ANALYSIS AND EVALUATION OF PSS
Once the PSS is designed, it must be analyzed and evaluated to ensure that it is meeting the physical security objectives. To estimate the minimum performance levels achieved by a physical security system, more sophisticated qualitative and quantitative analysis techniques can be used. Generally, quantitative analysis will be used in systems that are designed to protect high-value critical assets, and qualitative techniques will be used in systems that are designed to protecting lower value assets. In order to complete a quantitative analysis, performance data must be available for the system components. The outcome of this analysis process is a system vulnerability assessment which will find that the design effectively achieved the protection objectives or it will identify weaknesses.
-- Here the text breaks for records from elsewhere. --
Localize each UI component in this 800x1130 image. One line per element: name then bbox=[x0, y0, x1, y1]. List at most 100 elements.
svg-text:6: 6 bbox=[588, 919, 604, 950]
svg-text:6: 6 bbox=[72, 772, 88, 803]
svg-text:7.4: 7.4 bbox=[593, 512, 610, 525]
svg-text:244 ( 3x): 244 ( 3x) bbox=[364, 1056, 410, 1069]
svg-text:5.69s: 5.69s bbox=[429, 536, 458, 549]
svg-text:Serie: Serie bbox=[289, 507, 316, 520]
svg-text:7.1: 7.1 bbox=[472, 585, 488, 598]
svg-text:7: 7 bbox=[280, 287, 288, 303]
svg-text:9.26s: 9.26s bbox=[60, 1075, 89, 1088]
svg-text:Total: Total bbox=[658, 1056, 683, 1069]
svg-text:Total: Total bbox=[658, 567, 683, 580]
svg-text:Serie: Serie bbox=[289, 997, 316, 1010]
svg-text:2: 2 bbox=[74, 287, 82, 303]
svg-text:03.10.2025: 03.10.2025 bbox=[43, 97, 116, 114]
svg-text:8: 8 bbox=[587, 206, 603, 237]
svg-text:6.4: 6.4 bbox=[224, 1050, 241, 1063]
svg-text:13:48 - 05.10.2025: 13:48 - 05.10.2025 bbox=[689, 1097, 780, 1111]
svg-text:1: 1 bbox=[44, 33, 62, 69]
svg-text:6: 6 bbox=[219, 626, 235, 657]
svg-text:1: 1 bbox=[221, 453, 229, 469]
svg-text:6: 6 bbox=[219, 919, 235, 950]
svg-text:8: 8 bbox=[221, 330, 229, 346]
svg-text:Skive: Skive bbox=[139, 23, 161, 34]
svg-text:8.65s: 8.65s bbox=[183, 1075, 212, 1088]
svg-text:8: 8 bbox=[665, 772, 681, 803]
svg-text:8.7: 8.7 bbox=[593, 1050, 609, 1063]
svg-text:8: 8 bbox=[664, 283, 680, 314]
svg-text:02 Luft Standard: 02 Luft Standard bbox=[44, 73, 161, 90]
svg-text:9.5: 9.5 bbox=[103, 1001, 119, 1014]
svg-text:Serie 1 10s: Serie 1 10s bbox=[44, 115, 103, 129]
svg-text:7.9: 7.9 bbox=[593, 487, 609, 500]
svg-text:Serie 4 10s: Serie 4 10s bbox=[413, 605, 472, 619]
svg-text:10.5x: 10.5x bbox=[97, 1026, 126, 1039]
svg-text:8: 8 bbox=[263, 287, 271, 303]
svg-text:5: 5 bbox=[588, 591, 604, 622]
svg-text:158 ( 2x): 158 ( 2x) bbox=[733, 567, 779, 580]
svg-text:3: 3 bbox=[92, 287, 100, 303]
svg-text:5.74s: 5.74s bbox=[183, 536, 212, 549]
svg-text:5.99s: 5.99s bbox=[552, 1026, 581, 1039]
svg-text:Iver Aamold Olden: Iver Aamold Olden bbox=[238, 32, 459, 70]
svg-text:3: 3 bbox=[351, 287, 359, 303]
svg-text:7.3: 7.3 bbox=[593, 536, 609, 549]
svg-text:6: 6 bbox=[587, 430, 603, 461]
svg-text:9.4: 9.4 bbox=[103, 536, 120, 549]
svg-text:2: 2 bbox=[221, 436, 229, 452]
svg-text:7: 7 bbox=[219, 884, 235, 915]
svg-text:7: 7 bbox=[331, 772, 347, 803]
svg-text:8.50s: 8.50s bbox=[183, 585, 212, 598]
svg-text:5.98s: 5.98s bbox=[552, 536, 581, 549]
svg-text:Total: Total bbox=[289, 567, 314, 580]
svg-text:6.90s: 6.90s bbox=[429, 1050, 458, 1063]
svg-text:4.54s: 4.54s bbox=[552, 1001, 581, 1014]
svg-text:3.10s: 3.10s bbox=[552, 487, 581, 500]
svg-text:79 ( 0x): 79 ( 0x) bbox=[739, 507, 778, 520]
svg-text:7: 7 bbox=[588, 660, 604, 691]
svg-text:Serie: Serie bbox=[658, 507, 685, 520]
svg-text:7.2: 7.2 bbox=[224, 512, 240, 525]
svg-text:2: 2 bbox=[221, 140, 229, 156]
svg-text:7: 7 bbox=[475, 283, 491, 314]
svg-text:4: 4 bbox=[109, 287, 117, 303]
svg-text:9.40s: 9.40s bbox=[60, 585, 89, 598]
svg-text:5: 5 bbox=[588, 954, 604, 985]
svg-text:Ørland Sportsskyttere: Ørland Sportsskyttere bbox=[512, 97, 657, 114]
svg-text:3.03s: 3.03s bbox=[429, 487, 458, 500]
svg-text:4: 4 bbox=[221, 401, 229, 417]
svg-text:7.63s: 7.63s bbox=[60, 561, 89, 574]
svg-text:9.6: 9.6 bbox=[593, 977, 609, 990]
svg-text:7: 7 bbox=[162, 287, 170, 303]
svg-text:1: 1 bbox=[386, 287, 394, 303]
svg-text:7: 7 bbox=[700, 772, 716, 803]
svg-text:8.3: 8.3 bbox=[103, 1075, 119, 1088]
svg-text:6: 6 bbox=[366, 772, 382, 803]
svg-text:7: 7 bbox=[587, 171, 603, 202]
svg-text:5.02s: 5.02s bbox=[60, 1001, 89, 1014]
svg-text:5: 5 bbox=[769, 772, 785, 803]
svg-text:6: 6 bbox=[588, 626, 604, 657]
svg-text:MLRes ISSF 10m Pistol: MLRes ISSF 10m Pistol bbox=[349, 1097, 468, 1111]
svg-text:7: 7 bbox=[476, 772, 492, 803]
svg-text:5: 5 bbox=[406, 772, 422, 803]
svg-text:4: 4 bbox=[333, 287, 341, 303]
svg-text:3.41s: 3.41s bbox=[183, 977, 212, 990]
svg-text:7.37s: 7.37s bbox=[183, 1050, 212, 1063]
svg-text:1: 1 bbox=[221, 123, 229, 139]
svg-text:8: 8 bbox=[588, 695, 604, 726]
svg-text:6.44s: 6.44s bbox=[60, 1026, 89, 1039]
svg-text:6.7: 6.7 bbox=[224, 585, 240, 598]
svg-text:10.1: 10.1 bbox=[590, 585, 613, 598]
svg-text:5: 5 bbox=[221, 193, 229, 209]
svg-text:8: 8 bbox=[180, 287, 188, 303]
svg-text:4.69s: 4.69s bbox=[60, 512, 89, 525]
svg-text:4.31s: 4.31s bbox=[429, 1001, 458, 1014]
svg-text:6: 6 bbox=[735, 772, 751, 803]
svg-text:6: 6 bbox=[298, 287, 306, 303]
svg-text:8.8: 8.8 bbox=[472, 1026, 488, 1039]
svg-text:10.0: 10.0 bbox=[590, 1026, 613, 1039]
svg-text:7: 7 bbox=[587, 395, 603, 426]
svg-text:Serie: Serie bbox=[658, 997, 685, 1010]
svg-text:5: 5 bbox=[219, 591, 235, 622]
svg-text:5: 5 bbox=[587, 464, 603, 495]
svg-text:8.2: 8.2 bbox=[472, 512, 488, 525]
If the protection objectives are achieved, then the design and analysis process has been completed. However, the PSS should be analyzed periodically to ensure that the original protection objectives remain valid. If the PPS is found to be ineffective, the designer needs to redesign or upgrade the initial protection system design to correct the identified vulnerabilities. Then, an analysis of the redesigned system is performed. This cycle continues until the outcome indicates the PSS meets the protection objectives.
CONCLUSION
At its core, an effective physical security system design (PSSD) will deter, detect, address, respond to and interdict the threats and risks that disrupt a safe work environment. Historically, there has been a trade-off between security and ease of use. Figuring out how to achieve that system doesn’t have to be an overwhelming challenge, as long as you have the right guidance. In true security parlance, the security by design primarily dwells in the cybersecurity. In present day context, the cybersecurity market is overly focused on auditing policy compliance and performing vulnerability testing when the level of business risk presented demands a holistic risk assessment and agile security architecture to be proactively developed. Cost risk analysis and economic analysis also needs to be factored into the entire process of designing the PSS to ensure its cost effectiveness.